By Murray
Stokely, Software Engineer and FreeBSD Committer
Most CPUs
today have built in performance measurement counters (PMCs) that can measure interesting
low-level hardware events such as cache misses, branch mispredicts, and tlb misses. FreeBSD's
HWPMC(4)
driver "virtualizes" these hardware counters, allowing multiple processes to use them, and for
multiple hardware counters to be concurrently active. Both simple counting and sampling
(profiling) are supported, along with multi-CPU operation. FreeBSD's performance measurement toolset, PmcTools,
is built using HWPMC.
PmcTools helps answer the following broad
questions:
What is the system doing at this point of time?
(e.g. "What hardware events are being seen in unusual numbers?")
Which part of the system are the symptoms associated with? (e.g. "Which
are the 'hot' locations in the source?")
Recently, Google
sponsored the development of an oft requested enhancement to FreeBSD's PmcTools: that of
capturing the call chains leading to "hot" locations in the code. Call chains provide
additional insight into the behavior of the system; in addition to determining the "hot"

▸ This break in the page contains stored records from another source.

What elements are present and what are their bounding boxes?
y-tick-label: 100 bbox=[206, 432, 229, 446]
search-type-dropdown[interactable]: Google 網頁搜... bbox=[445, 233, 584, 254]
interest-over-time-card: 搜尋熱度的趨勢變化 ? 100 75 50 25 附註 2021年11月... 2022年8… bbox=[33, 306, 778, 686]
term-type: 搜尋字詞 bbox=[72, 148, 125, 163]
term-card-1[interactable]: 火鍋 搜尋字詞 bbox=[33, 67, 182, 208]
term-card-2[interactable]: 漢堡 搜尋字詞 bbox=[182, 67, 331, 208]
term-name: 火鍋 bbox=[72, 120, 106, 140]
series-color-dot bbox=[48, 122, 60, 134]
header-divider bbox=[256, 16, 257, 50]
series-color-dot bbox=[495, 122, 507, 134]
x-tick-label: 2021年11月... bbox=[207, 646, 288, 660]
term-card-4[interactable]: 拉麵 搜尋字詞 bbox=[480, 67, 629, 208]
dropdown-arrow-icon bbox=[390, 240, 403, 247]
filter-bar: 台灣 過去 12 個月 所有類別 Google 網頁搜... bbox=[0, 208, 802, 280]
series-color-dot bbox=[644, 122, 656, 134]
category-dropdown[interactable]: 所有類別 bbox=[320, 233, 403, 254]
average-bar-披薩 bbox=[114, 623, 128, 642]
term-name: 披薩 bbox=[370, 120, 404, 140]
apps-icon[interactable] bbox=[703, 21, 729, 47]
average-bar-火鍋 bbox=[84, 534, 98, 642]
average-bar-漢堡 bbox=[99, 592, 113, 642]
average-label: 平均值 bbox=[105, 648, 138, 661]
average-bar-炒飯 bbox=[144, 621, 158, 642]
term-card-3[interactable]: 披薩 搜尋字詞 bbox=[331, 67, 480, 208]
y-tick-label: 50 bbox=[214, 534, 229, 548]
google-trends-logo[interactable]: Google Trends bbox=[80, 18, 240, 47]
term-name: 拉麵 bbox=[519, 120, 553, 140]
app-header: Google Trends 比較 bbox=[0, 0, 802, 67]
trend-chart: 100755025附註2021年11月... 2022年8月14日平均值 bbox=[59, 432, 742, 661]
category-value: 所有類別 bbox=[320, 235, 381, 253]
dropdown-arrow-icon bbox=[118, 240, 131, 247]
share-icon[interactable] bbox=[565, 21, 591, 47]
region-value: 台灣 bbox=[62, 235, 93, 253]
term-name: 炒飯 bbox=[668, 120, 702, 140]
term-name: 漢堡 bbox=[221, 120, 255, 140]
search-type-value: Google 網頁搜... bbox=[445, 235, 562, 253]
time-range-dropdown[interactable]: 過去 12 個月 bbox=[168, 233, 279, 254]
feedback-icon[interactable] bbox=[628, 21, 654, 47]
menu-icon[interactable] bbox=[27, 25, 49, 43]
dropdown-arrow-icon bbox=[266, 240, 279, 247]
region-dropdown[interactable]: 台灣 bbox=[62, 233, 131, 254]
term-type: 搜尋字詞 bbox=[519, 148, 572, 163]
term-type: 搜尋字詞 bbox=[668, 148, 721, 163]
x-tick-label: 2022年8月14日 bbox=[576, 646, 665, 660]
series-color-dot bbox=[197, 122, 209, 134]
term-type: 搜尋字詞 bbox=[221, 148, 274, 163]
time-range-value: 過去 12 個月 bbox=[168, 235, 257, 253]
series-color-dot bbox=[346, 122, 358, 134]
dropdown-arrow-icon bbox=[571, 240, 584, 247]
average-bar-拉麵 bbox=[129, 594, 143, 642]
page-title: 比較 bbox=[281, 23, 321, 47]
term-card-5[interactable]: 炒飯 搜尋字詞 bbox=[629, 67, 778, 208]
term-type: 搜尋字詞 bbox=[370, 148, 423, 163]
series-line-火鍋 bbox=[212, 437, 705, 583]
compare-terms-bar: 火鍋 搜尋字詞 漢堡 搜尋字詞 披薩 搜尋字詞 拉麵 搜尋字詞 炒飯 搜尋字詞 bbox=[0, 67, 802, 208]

locations in the code, developers gain insight into why these locations became "hot" in the
first place.
HWPMC and associated userland tools have been invaluable
to the FreeBSD community in improving the scalability and performance of the upcoming FreeBSD
7 release. Kris Kennaway of the FreeBSD Project notes that "hwpmc is one of our most powerful
tools for measuring and understanding CPU performance on FreeBSD. Support for profiling of
call graphs was an important missing piece that will simplify the ability of developers to
analyze performance bottlenecks in the kernel and in application code". Kip Macy notes that
hwpmc has been invaluable in his 10 Gigabit Ethernet tuning efforts, and Arun Sharma notes
that this work was particularly successful because it was quickly merged and is available out
of the box to users of FreeBSD.
Check out this latest and greatest
addition to PmcTools and let the FreeBSD community know what you think!